FAQs · 30/12/2021 17:54

Also if it's your sister making the replacement Christmas dinner I think you're being a bit unreasonable.

Lolabray · 30/12/2021 17:54

Sorry about this and I feel your pain as a single parent. My family was very similar. Can she play out in the garden? Sounds horrible for you. I hope you get well soon x

Suzanne999 · 30/12/2021 18:01

Feel for you, it’s tough being a single parent when you’re ill. And your DD missing her birthday and Christmas makes it doubly hard.
All I can suggest is you and DD plan a few treats for when you’re both virus free and well. Hope you feel better soon.

allycat4 · 30/12/2021 18:34

I think THEY are being unreasonable! Why can't one of them take her for a walk, stay outside and give her her presents?
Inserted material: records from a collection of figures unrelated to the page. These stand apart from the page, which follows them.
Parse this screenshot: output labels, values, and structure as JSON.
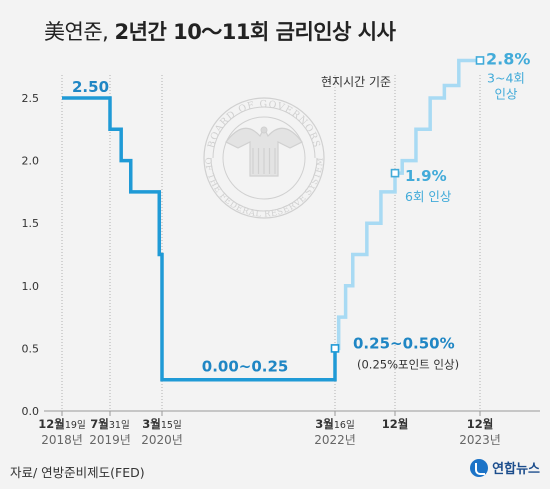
{
  "title": {
    "prefix": "美연준,",
    "main": "2년간 10～11회 금리인상 시사"
  },
  "note": "현지시간 기준",
  "source": "자료/ 연방준비제도(FED)",
  "logo": "연합뉴스",
  "seal": {
    "top_text": "BOARD OF GOVERNORS",
    "bottom_text": "OF THE FEDERAL RESERVE SYSTEM"
  },
  "colors": {
    "actual": "#1f9ad6",
    "projected": "#a8daf3",
    "label_dark": "#1f86c4",
    "label_light": "#42abd9",
    "axis": "#9a9a9a",
    "text": "#333333"
  },
  "chart_data": {
    "type": "line",
    "step": true,
    "ylim": [
      0,
      2.9
    ],
    "yticks": [
      "0.0",
      "0.5",
      "1.0",
      "1.5",
      "2.0",
      "2.5"
    ],
    "x_axis_labels": [
      {
        "x": "2018-12-19",
        "month": "12월",
        "day": "19일",
        "year": "2018년"
      },
      {
        "x": "2019-07-31",
        "month": "7월",
        "day": "31일",
        "year": "2019년"
      },
      {
        "x": "2020-03-15",
        "month": "3월",
        "day": "15일",
        "year": "2020년"
      },
      {
        "x": "2022-03-16",
        "month": "3월",
        "day": "16일",
        "year": "2022년"
      },
      {
        "x": "2022-12",
        "month": "12월",
        "day": "",
        "year": ""
      },
      {
        "x": "2023-12",
        "month": "12월",
        "day": "",
        "year": "2023년"
      }
    ],
    "series": [
      {
        "values": [
          {
            "x": "2018-12-19",
            "y": 2.5
          },
          {
            "x": "2019-07-31",
            "y": 2.25
          },
          {
            "x": "2019-09-18",
            "y": 2.0
          },
          {
            "x": "2019-10-30",
            "y": 1.75
          },
          {
            "x": "2020-03-03",
            "y": 1.25
          },
          {
            "x": "2020-03-15",
            "y": 0.25
          },
          {
            "x": "2022-03-16",
            "y": 0.5
          }
        ]
      },
      {
        "values": [
          {
            "x": "2022-03-16",
            "y": 0.5
          },
          {
            "x": "2022-04",
            "y": 0.75
          },
          {
            "x": "2022-05",
            "y": 1.0
          },
          {
            "x": "2022-06",
            "y": 1.25
          },
          {
            "x": "2022-08",
            "y": 1.5
          },
          {
            "x": "2022-10",
            "y": 1.75
          },
          {
            "x": "2022-12",
            "y": 1.9
          },
          {
            "x": "2023-01",
            "y": 2.0
          },
          {
            "x": "2023-03",
            "y": 2.25
          },
          {
            "x": "2023-05",
            "y": 2.5
          },
          {
            "x": "2023-07",
            "y": 2.6
          },
          {
            "x": "2023-09",
            "y": 2.8
          },
          {
            "x": "2023-12",
            "y": 2.8
          }
        ]
      }
    ],
    "annotations": [
      {
        "x": "2018-12-19",
        "y": 2.5,
        "text": "2.50"
      },
      {
        "x": "2021-03",
        "y": 0.25,
        "text": "0.00~0.25"
      },
      {
        "x": "2022-03-16",
        "y": 0.5,
        "text": "0.25~0.50%",
        "sub": "(0.25%포인트 인상)"
      },
      {
        "x": "2022-12",
        "y": 1.9,
        "text": "1.9%",
        "sub": "6회 인상"
      },
      {
        "x": "2023-12",
        "y": 2.8,
        "text": "2.8%",
        "sub": "3~4회",
        "sub2": "인상"
      }
    ]
  }
}
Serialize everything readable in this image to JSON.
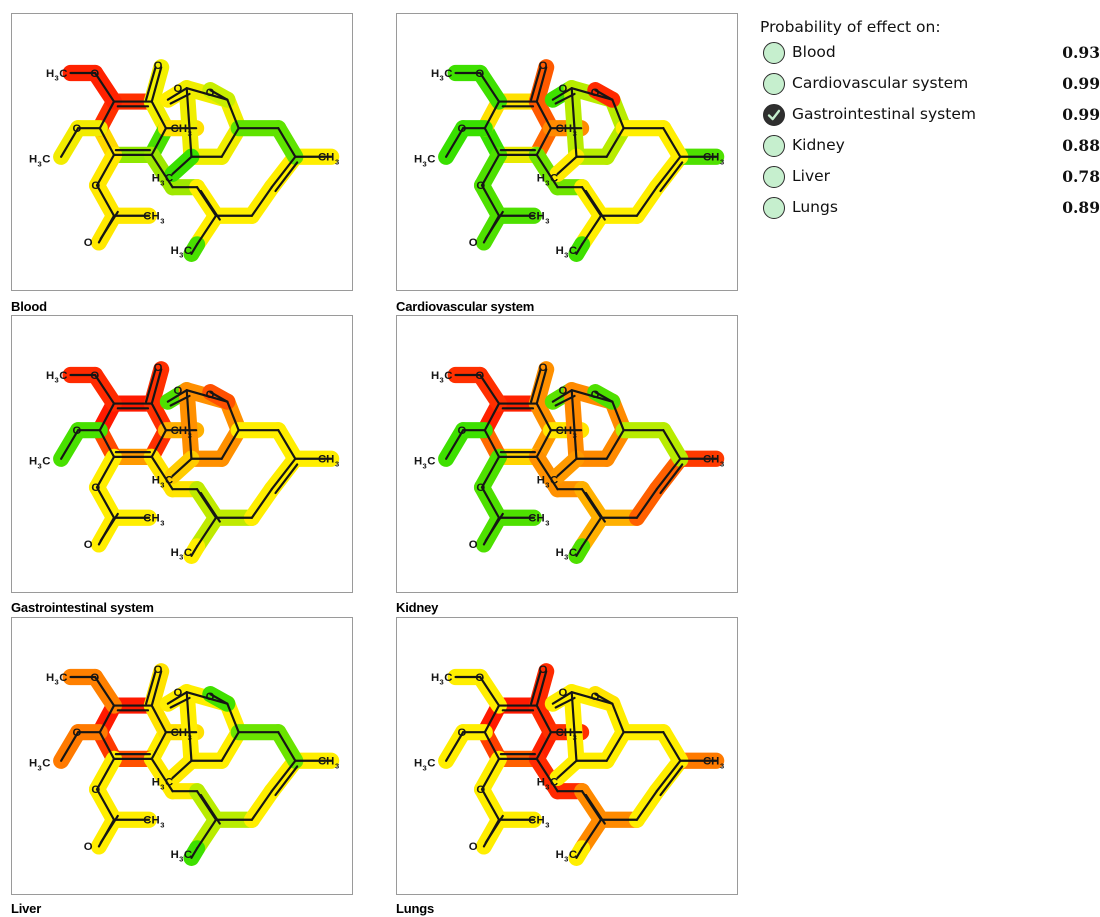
{
  "legend": {
    "title": "Probability of effect on:",
    "items": [
      {
        "label": "Blood",
        "value": "0.93",
        "checked": false
      },
      {
        "label": "Cardiovascular system",
        "value": "0.99",
        "checked": false
      },
      {
        "label": "Gastrointestinal system",
        "value": "0.99",
        "checked": true
      },
      {
        "label": "Kidney",
        "value": "0.88",
        "checked": false
      },
      {
        "label": "Liver",
        "value": "0.78",
        "checked": false
      },
      {
        "label": "Lungs",
        "value": "0.89",
        "checked": false
      }
    ]
  },
  "colors": {
    "high": "#ff1a00",
    "medium": "#ffff00",
    "low": "#2ee600",
    "radio_fill": "#c6efce"
  },
  "atoms": {
    "methyl_left_top": "H3C",
    "methyl_left_bottom": "H3C",
    "methyl_acetyl": "CH3",
    "methyl_ring": "CH3",
    "methyl_lactone": "H3C",
    "methyl_chain_right": "CH3",
    "methyl_chain_bottom": "H3C",
    "oxygen": "O"
  },
  "panels": [
    {
      "caption": "Blood",
      "heat": {
        "ring": "#ff3000",
        "ring_left": "#ffd800",
        "ring_right": "#f2f000",
        "ring_bottom_left": "#8fe800",
        "ring_bottom_right": "#48e000",
        "ome_top": "#ff2200",
        "ome_left": "#f2ec00",
        "acetate": "#ffe800",
        "ring_methyl": "#ffe000",
        "lactone": "#f0ee00",
        "lactone_o": "#c8ee00",
        "lactone_co": "#ffee00",
        "lactone_me": "#38e000",
        "chain_a": "#9ee800",
        "chain_b": "#ffee00",
        "chain_c": "#ffee00",
        "chain_me": "#ffee00",
        "tail": "#5fe300",
        "tail_me": "#48e000"
      }
    },
    {
      "caption": "Cardiovascular system",
      "heat": {
        "ring": "#ffe000",
        "ring_left": "#38e000",
        "ring_right": "#ff5a00",
        "ring_bottom_left": "#e8ea00",
        "ring_bottom_right": "#ff6a00",
        "ome_top": "#3ee000",
        "ome_left": "#38e000",
        "acetate": "#4ee000",
        "ring_methyl": "#ff8a00",
        "lactone": "#b8ec00",
        "lactone_o": "#ff2a00",
        "lactone_co": "#3ee000",
        "lactone_me": "#ffea00",
        "chain_a": "#6fe400",
        "chain_b": "#ffee00",
        "chain_c": "#ffee00",
        "chain_me": "#4ee000",
        "tail": "#ffee00",
        "tail_me": "#3ee000"
      }
    },
    {
      "caption": "Gastrointestinal system",
      "heat": {
        "ring": "#ff1a00",
        "ring_left": "#ff4a00",
        "ring_right": "#ff3000",
        "ring_bottom_left": "#ff9a00",
        "ring_bottom_right": "#ff3000",
        "ome_top": "#ff2a00",
        "ome_left": "#48e000",
        "acetate": "#ffee00",
        "ring_methyl": "#ffb000",
        "lactone": "#ff9000",
        "lactone_o": "#ff5000",
        "lactone_co": "#4ee000",
        "lactone_me": "#ffcc00",
        "chain_a": "#ffe400",
        "chain_b": "#bfea00",
        "chain_c": "#ffee00",
        "chain_me": "#ffee00",
        "tail": "#ffee00",
        "tail_me": "#ffee00"
      }
    },
    {
      "caption": "Kidney",
      "heat": {
        "ring": "#ff2200",
        "ring_left": "#ff6a00",
        "ring_right": "#ff9000",
        "ring_bottom_left": "#ffd400",
        "ring_bottom_right": "#ff9a00",
        "ome_top": "#ff3000",
        "ome_left": "#3ee000",
        "acetate": "#4ee000",
        "ring_methyl": "#ffe600",
        "lactone": "#ff8a00",
        "lactone_o": "#4ee000",
        "lactone_co": "#5ce200",
        "lactone_me": "#ff9a00",
        "chain_a": "#ff9000",
        "chain_b": "#ffb000",
        "chain_c": "#ff6000",
        "chain_me": "#ff3a00",
        "tail": "#b8ec00",
        "tail_me": "#4ee000"
      }
    },
    {
      "caption": "Liver",
      "heat": {
        "ring": "#ff1a00",
        "ring_left": "#ff3a00",
        "ring_right": "#ffe200",
        "ring_bottom_left": "#ff5000",
        "ring_bottom_right": "#ffee00",
        "ome_top": "#ff8000",
        "ome_left": "#ff7a00",
        "acetate": "#ffee00",
        "ring_methyl": "#ffe000",
        "lactone": "#ffee00",
        "lactone_o": "#40e000",
        "lactone_co": "#ffee00",
        "lactone_me": "#ffea00",
        "chain_a": "#ffea00",
        "chain_b": "#b8ec00",
        "chain_c": "#ffee00",
        "chain_me": "#ffee00",
        "tail": "#6ae400",
        "tail_me": "#3ee000"
      }
    },
    {
      "caption": "Lungs",
      "heat": {
        "ring": "#ff1a00",
        "ring_left": "#ff4000",
        "ring_right": "#ff2a00",
        "ring_bottom_left": "#ff6000",
        "ring_bottom_right": "#ff2000",
        "ome_top": "#ffee00",
        "ome_left": "#ffee00",
        "acetate": "#ffee00",
        "ring_methyl": "#ff3000",
        "lactone": "#ffee00",
        "lactone_o": "#ffe400",
        "lactone_co": "#ffee00",
        "lactone_me": "#ffee00",
        "chain_a": "#ff2a00",
        "chain_b": "#ff8a00",
        "chain_c": "#ffee00",
        "chain_me": "#ff7a00",
        "tail": "#ffee00",
        "tail_me": "#ffee00"
      }
    }
  ]
}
HobgoblinGold · 30/12/2021 20:50

I felt this one. @inesme I can completely understand why you would feel upset and let down. Not the same situation as you, but myself, DH and 2 kids spent Christmas with family - roughly about 20 people. My youngest vomited frequently during the night. Testing negative for covid and vomiting owing to diagnosed reflux/cold. She's 16 months old. Despite everyone around, my husband and I were shattered but no one offered any practical help. Happy to interact with her in short bursts, but nothing substantial. We came home, glad to be home so we could 'relax' in familiar settings.